Videology announced a partnership early last month with server-side dynamic ad insertion specialists Yospace, designed to provide an end-to-end addressable TV advertising solution. Here Yospace CEO Tim Sewell and Videology SVP Enterprise Solutions John Tigg explain how server-side dynamic ad insertion works and how it can fit into existing trading deals, as well as the future of TV advertising regulations.
What problem does Yospace solve for broadcasters? Could you explain how server-side dynamic ad insertion (DAI) works?
Tim Sewell, Yospace: Yospace’s platform enables fully personalised server-side dynamic ad insertion into IP-delivered live and VOD streams. In the case of linear simulcast, broadcasters are unlocking completely new inventory that’s both addressable and measurable. Yospace open up this advertising in a way that is frame-accurate and seamless, with no buffering or disruptions, so the viewer enjoys a true TV-like viewing experience. By combining this technology with the DSP and SSP functionality of providers like Videology, broadcasters and advertisers are able to “supercharge” the value of their inventory through one-to- one addressability, and apply real-time ad tracking.
How are Videology partnering with Yospace and what does it enable you to offer that you couldn’t before?
John Tigg, Videology: Bringing both addressability and programmatic monetisation to live streamed television advertising has, until now, been extremely challenging for broadcasters. Videology’s partnership with Yospace not only allows broadcasters to leverage Yospace’s market leading server side DAI platform, but it allows them to do so in a way that solves some key issues that are specific to the broadcast environment. Namely, Videology’s unique capabilities in how to fill a full ad break using a combination of direct sold and/or multiple programmatically delivered campaigns whilst adhering to broadcast clash and compliance rules. For the first time, Videology and Yospace can provide this to broadcasters with a flawless viewer experience.
How do DAI campaigns fit into existing trading deals between advertisers and broadcasters?

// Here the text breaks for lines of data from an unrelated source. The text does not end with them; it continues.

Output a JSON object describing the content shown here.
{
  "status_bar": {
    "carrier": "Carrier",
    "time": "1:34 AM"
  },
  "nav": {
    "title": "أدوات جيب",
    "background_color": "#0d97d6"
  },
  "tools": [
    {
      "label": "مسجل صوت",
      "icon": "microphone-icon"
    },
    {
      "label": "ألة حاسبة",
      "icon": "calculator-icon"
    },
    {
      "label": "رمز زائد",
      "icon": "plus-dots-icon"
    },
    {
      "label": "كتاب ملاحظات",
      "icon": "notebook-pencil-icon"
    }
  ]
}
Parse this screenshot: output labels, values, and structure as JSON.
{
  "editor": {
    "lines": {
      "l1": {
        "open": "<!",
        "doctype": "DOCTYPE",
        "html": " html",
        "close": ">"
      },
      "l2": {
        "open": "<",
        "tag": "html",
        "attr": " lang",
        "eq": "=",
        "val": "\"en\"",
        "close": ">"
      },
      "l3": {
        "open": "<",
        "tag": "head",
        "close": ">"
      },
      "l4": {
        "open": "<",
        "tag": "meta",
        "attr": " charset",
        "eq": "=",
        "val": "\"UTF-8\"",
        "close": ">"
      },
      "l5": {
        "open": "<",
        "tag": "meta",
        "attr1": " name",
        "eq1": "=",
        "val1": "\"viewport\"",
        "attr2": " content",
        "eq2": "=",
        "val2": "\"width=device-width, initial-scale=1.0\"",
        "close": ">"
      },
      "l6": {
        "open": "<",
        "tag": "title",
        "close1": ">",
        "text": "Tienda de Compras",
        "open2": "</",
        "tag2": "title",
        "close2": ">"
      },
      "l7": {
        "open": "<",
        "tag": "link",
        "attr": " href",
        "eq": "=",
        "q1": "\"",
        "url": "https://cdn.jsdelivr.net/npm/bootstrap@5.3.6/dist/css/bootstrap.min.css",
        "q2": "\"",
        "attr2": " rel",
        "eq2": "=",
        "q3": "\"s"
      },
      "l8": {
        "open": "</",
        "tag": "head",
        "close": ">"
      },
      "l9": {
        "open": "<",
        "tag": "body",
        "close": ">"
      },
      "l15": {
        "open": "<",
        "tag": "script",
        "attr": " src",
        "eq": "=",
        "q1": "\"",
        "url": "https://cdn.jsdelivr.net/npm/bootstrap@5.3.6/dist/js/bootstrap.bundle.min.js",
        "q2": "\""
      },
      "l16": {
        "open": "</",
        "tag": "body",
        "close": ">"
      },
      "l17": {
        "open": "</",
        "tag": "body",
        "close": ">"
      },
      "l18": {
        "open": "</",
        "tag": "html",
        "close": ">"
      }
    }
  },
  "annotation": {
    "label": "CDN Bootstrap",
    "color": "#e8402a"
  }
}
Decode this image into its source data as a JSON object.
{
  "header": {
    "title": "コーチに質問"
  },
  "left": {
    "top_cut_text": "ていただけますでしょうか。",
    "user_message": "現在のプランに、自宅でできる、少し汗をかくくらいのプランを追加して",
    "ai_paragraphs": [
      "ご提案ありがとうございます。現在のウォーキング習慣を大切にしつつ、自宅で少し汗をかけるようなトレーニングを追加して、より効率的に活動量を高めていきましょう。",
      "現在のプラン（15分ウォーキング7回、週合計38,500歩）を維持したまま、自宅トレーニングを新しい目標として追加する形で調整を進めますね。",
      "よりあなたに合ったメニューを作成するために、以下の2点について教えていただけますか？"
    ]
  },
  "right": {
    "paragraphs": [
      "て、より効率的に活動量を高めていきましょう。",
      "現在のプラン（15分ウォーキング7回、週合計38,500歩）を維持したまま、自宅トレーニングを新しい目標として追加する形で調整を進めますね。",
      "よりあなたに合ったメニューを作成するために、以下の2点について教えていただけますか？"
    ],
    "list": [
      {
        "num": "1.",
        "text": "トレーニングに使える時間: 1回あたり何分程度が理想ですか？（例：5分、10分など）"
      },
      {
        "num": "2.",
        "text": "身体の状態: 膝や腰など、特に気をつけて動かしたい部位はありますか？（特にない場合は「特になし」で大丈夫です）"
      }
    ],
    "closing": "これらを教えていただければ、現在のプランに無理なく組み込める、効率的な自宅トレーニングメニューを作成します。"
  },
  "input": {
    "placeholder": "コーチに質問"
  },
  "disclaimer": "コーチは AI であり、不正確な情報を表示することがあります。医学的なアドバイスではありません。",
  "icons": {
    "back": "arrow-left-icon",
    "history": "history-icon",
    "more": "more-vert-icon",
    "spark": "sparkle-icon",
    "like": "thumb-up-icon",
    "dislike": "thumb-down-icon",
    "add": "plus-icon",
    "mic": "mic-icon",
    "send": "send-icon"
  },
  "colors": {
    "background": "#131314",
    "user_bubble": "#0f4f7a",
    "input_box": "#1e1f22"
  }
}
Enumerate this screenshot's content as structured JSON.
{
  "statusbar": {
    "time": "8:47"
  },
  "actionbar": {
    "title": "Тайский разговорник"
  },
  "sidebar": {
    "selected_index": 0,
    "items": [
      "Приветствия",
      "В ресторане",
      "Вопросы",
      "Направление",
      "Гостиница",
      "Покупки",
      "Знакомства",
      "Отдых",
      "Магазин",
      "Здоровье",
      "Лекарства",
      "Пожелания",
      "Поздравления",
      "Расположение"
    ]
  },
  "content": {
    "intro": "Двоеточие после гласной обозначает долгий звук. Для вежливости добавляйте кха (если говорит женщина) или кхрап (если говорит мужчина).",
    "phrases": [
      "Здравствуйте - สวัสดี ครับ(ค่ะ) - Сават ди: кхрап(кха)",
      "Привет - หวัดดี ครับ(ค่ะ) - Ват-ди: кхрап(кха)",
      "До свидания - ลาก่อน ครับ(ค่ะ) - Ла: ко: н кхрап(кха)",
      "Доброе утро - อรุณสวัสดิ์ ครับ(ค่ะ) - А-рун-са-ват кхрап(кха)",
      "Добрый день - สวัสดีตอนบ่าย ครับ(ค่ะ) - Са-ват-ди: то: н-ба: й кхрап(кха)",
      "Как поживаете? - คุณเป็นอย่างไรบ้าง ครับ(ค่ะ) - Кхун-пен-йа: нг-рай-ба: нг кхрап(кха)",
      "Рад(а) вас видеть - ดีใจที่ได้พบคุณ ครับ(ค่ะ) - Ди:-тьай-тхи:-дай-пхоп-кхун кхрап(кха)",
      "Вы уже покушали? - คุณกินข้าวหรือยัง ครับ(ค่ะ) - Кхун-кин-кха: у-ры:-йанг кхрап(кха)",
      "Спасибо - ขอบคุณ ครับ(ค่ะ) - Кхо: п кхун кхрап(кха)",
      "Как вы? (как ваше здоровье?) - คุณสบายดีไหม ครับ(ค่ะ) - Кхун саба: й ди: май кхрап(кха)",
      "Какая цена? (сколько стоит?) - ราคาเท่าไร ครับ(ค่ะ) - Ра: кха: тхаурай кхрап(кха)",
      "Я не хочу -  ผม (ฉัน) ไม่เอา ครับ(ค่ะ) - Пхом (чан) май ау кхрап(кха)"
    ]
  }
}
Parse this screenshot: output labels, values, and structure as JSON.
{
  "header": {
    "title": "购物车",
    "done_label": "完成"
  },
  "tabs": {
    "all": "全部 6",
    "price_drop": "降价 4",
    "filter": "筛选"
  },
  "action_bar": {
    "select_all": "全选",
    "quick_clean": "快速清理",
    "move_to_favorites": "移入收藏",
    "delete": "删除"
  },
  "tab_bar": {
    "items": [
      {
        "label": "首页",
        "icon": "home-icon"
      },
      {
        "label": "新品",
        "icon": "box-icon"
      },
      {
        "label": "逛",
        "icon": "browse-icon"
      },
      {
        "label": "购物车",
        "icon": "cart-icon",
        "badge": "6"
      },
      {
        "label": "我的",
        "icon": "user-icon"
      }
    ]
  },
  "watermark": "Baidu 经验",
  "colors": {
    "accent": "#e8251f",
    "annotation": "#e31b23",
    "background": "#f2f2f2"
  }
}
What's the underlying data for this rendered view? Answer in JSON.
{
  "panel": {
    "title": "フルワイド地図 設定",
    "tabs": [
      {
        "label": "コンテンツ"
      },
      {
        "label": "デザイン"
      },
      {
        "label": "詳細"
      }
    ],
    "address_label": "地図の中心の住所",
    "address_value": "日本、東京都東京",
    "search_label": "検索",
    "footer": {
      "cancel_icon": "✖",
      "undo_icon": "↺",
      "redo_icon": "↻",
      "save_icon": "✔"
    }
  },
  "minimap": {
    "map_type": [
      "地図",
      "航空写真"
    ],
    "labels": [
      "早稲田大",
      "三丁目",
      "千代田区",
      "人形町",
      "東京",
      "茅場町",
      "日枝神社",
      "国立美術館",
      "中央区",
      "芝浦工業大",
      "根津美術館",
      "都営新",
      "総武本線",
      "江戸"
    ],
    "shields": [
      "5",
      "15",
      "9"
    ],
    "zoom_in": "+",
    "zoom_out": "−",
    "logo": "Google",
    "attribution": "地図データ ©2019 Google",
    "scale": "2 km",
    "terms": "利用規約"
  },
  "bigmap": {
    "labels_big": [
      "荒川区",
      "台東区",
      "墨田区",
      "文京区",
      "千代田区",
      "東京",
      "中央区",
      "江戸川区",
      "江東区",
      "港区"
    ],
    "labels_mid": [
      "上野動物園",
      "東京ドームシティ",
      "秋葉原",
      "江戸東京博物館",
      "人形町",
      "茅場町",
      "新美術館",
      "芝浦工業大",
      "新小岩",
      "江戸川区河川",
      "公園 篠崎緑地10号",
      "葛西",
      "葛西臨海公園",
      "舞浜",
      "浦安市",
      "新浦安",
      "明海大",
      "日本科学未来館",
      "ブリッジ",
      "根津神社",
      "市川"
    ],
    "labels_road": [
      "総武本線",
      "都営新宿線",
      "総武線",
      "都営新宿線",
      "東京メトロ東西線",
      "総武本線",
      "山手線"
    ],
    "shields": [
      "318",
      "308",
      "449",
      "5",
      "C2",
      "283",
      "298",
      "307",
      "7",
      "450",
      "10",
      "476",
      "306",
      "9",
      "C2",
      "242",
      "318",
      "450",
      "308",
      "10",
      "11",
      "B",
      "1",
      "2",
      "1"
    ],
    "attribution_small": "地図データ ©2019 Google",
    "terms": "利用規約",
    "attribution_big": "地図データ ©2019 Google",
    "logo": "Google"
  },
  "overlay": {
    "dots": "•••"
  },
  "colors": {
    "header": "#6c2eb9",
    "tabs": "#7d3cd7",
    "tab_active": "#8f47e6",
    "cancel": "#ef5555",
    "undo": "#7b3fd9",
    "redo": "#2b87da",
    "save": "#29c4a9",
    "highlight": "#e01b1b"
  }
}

John Tigg, Videology: DAI campaigns are playing an increasingly important role in trading deals between agencies and broadcasters. Due to the way that live streamed ad impressions are measured and sold, using digital metrics rather than ratings, DAI typically sits outside of a traditional TV deal. However, the increase in scale coupled with the augmented opportunity around attribution provided by television-over- IP means is we are seeing the buy side move from experimenting with this new medium to committing significant budgets to it. 2018 will be a pivotal year for dynamic ad replacement.
Is the TV industry playing on a level playing field with their digital advertising competitors when it comes to regulatory compliance? Do you think we’re likely to see digital advertising become more heavily regulated or will TV regulations become more relaxed?
Tim Sewell, Yospace: Despite the threat from online digital advertising platforms, the appeal of TV to advertisers remains solid, especially in the case of linear viewing which offers mass concurrent reach that is not matched anywhere else. As consumption of high quality TV content continues to shift to OTT platforms the focus on regulatory compliance is a unique differentiator for broadcasters compared to their digital competitors. Broadcasters will continue to deliver a safe and trusted environment in which an advertiser is able to access high velocity views on broadcast quality creative. That level of premium exposure is simply not matched anywhere else.